Many hemorrhoids ease up independently, especially if you are well-hydrated and avoid straining during a bowel movement. Consider using soft and gentle wipes instead of rough toilet paper for a more soothing and comfortable experience after a bowel movement. Applying ice can be highly effective for immediate relief of the affected area.

You can also soothe inflammation with ointments and creams that contain witch hazel, lidocaine, or hydrocortisone. Or try sitting in a warm bath, called a sitz bath, several times a day.

Over-the-Counter Ointments

Hemorrhoids are a frequent disorder that causes pain, swelling, itching, and even bleeding from enlarged veins in the anal canal. Over-the-counter hemorrhoid creams and suppositories containing zinc oxide, witch hazel, hydrocortisone, and lidocaine can relieve relief. However, these medications do not cure hemorrhoids, only mask symptoms, and can thin the skin if used over a long period.

Home treatments that can ease itching and pain include sitz baths (filling a tub with water and sitting in it with your legs bent for 10 to 15 minutes, two or three times a day) and cold compresses (holding an ice pack against the area for a few minutes twice daily). In some cases, hemorrhoids get better on their own. If they don’t, a colorectal surgeon can treat them with rubber band ligation or sclerosant injection. Both hemorrhoids treatment procedures work by cutting off the blood supply to internal hemorrhoids, which causes them to shrink. They can be performed in a doctor’s office or an outpatient clinic.

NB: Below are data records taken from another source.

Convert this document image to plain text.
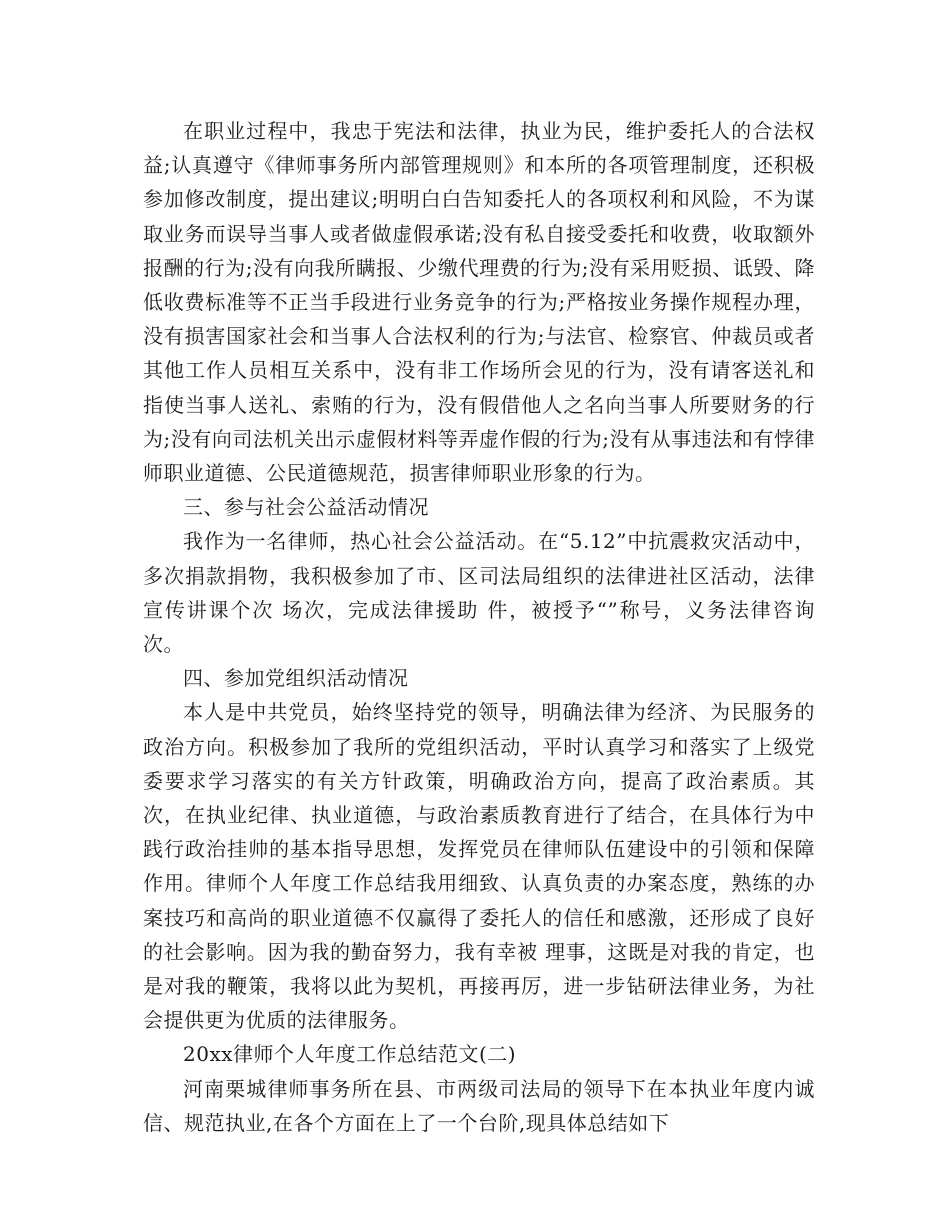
在职业过程中，我忠于宪法和法律，执业为民，维护委托人的合法权益;认真遵守《律师事务所内部管理规则》和本所的各项管理制度，还积极参加修改制度，提出建议;明明白白告知委托人的各项权利和风险，不为谋取业务而误导当事人或者做虚假承诺;没有私自接受委托和收费，收取额外报酬的行为;没有向我所瞒报、少缴代理费的行为;没有采用贬损、诋毁、降低收费标准等不正当手段进行业务竞争的行为;严格按业务操作规程办理，没有损害国家社会和当事人合法权利的行为;与法官、检察官、仲裁员或者其他工作人员相互关系中，没有非工作场所会见的行为，没有请客送礼和指使当事人送礼、索贿的行为，没有假借他人之名向当事人所要财务的行为;没有向司法机关出示虚假材料等弄虚作假的行为;没有从事违法和有悖律师职业道德、公民道德规范，损害律师职业形象的行为。

三、参与社会公益活动情况

我作为一名律师，热心社会公益活动。在“5.12”中抗震救灾活动中，多次捐款捐物，我积极参加了市、区司法局组织的法律进社区活动，法律宣传讲课个次 场次，完成法律援助 件，被授予“”称号，义务法律咨询 次。

四、参加党组织活动情况

本人是中共党员，始终坚持党的领导，明确法律为经济、为民服务的政治方向。积极参加了我所的党组织活动，平时认真学习和落实了上级党委要求学习落实的有关方针政策，明确政治方向，提高了政治素质。其次，在执业纪律、执业道德，与政治素质教育进行了结合，在具体行为中践行政治挂帅的基本指导思想，发挥党员在律师队伍建设中的引领和保障作用。律师个人年度工作总结我用细致、认真负责的办案态度，熟练的办案技巧和高尚的职业道德不仅赢得了委托人的信任和感激，还形成了良好的社会影响。因为我的勤奋努力，我有幸被 理事，这既是对我的肯定，也是对我的鞭策，我将以此为契机，再接再厉，进一步钻研法律业务，为社会提供更为优质的法律服务。

20xx律师个人年度工作总结范文(二)

河南栗城律师事务所在县、市两级司法局的领导下在本执业年度内诚信、规范执业,在各个方面在上了一个台阶,现具体总结如下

Over-the-Counter Pain Relievers

You can soothe pain, itching, and swelling from external hemorrhoids with creams, ointments, or suppositories (medicine that you put in your rectum) made for the condition. These usually contain drugs such as lidocaine to numb the area, hydrocortisone, or witch hazel to reduce swelling and itching.

You may also find relief from a sitz bath, in which you sit in a bowl that fits over your toilet for about 20 minutes to soak and soothe the anal area. Add baking soda or Epsom salts for a soothing bath to relieve irritation and inflammation.

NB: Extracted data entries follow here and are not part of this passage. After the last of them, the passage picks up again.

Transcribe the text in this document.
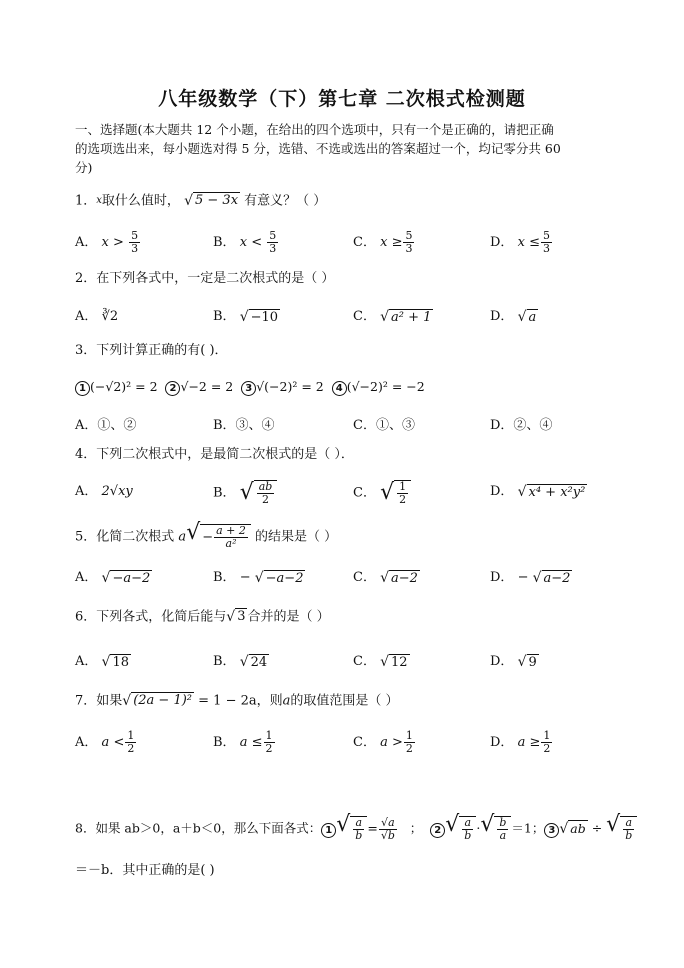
八年级数学（下）第七章 二次根式检测题
一、选择题(本大题共 12 个小题，在给出的四个选项中，只有一个是正确的，请把正确
的选项选出来，每小题选对得 5 分，选错、不选或选出的答案超过一个，均记零分共 60
分)
1．$^x$取什么值时， √ 5 − 3x 有意义？（ ）
A． $x > \frac{5}{3}$	B． $x < \frac{5}{3}$	C． $x \ge \frac{5}{3}$	D． $x \le \frac{5}{3}$
2．在下列各式中，一定是二次根式的是（ ）
A． ∛2	B． √ −10	C． √ a² + 1	D． √ a
3．下列计算正确的有( )．
1 (−√2)² = 2 2 √−2 = 2 3 √(−2)² = 2 4 (√−2)² = −2
A．①、②	B．③、④	C．①、③	D．②、④
4．下列二次根式中，是最简二次根式的是（ ）．
A． 2√xy	B． √ $\frac{ab}{2}$	C． √ $\frac{1}{2}$	D． √ x⁴ + x²y²
5．化简二次根式 $a√ - \frac{a + 2}{\text{a²}}$ 的结果是（ ）
A． √ −a−2	B． − √ −a−2	C． √ a−2	D． − √ a−2
6．下列各式，化简后能与√ 3 合并的是（ ）
A． √ 18	B． √ 24	C． √ 12	D． √ 9
7．如果√ (2a − 1)² = 1 − 2a，则a的取值范围是（ ）
A． $a < \frac{1}{2}$	B． $a \le \frac{1}{2}$	C． $a > \frac{1}{2}$	D． $a \ge \frac{1}{2}$
8．如果 ab＞0，a＋b＜0，那么下面各式： 1 √ $\frac{a}{b} = \frac{√a}{√b}$ ； 2 √ $\frac{a}{b}$ ·√ $\frac{b}{a} =1$； 3 √ ab ÷ √ $\frac{a}{b}$
＝－b．其中正确的是( )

A surgery known as rubber band ligation, in which the doctor wraps a little rubber band around an internal hemorrhoid to cut off its blood supply and force it to shrink and come out in approximately a week, maybe tried by your doctor if over-the-counter medicines prove ineffective. This treatment works best for prolapsed hemorrhoids, which have pushed out from the anus.

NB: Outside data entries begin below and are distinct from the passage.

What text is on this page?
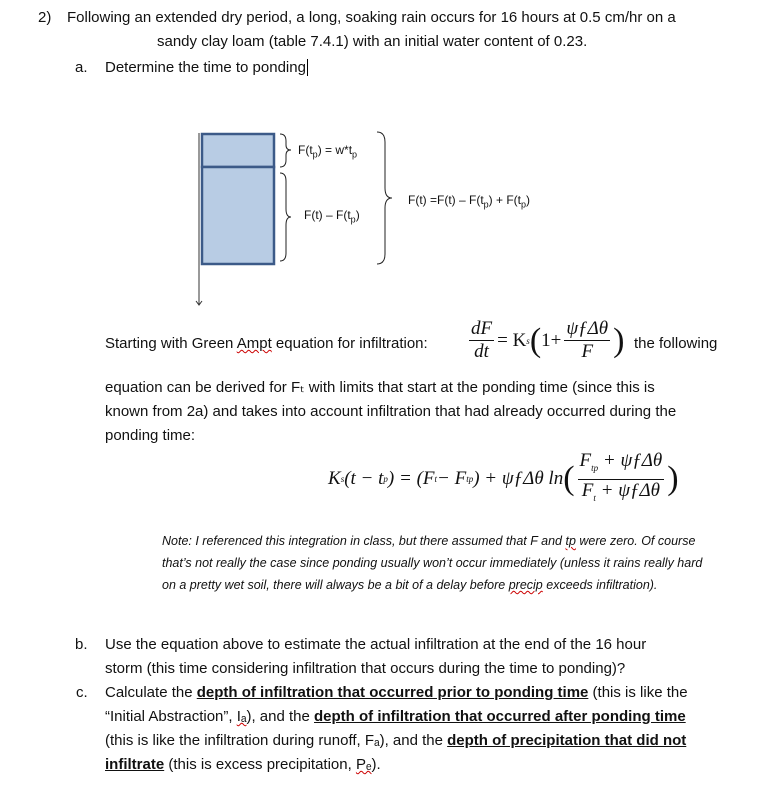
2) Following an extended dry period, a long, soaking rain occurs for 16 hours at 0.5 cm/hr on a
sandy clay loam (table 7.4.1) with an initial water content of 0.23.
a. Determine the time to ponding
$F(t_p) = w*t_p$
$F(t) - F(t_p)$
$F(t) =F(t) - F(t_p) + F(t_p)$
Starting with Green Ampt equation for infiltration: $\frac{dF}{dt} = K$ s ( $1+ \frac{\text{ψƒΔθ}}{F}$ ) the following
equation can be derived for Fₜ with limits that start at the ponding time (since this is
known from 2a) and takes into account infiltration that had already occurred during the
ponding time:
K s (t − t p ) = (F t − F tp ) + ψƒΔθ ln ( $\frac{F_{tp} + \psi ƒ\Delta\theta}{F_t + \psi ƒ\Delta\theta}$ )
Note: I referenced this integration in class, but there assumed that F and tp were zero. Of course
that’s not really the case since ponding usually won’t occur immediately (unless it rains really hard
on a pretty wet soil, there will always be a bit of a delay before precip exceeds infiltration).
b. Use the equation above to estimate the actual infiltration at the end of the 16 hour
storm (this time considering infiltration that occurs during the time to ponding)?
c. Calculate the depth of infiltration that occurred prior to ponding time (this is like the
“Initial Abstraction”, Iₐ), and the depth of infiltration that occurred after ponding time
(this is like the infiltration during runoff, Fₐ), and the depth of precipitation that did not
infiltrate (this is excess precipitation, Pₑ).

In some cases, a doctor, most often a surgeon, may need to perform a hemorrhoidectomy under anesthesia to remove large external or prolapsed internal hemorrhoids that don’t respond to other treatments. This surgery requires a few weeks of recovery.

Over-the-Counter Coagulants

Using creams, ointments, or suppositories (medicine you put in your rectum) explicitly made for hemorrhoids can help soothe the pain and itching of external hemorrhoids. These often contain hydrocortisone, witch hazel, or other ingredients to reduce itching and swelling. However, it would help if you used these for less than a week. Prolonged usage of the steroid hydrocortisone may raise the risk of rectal bleeding. This steroid can thin your skin.

A doctor should examine hemorrhoids that haven’t improved after two or three weeks. They might recommend rubber band ligation, which involves placing an elastic band over the hemorrhoid to stop the blood supply and cause it to shrink, or sclerosant injection. Changing your lifestyle habits to promote regularity may also help with hemorrhoid management. For example, eat more fiber to soften stool and avoid straining. Avoid irritants like perfumed detergents or fabric softeners, and wash with an unscented soap or a gentle wipe.

Surgery

A few weeks of a high-fiber diet and lots of water usually give hemorrhoids time to shrink independently without requiring invasive treatment. But if swollen veins persist, causing pain, protrusion, or bleeding, it’s time to see your doctor for more options.

Hemorrhoids are brought on by straining during bowel movements and sitting on the toilet for extended periods, both of which compress blood vessels. Eating a healthy, high-fiber diet, drinking plenty of water, and using over-the-counter pain relievers usually reduce or eliminate symptoms and prevent future flare-ups.

In some cases, a surgical procedure called rubber band ligation or infrared coagulation may be necessary. These methods are quick and effective, reducing or eliminating the hemorrhoids and their symptoms in about a week. They are also safer and have a lower recurrence rate than other surgery, such as excisional hemorrhoidectomy. However, this procedure should only be done under anesthesia. It can be painful and is associated with a higher risk of postprocedure bleeding.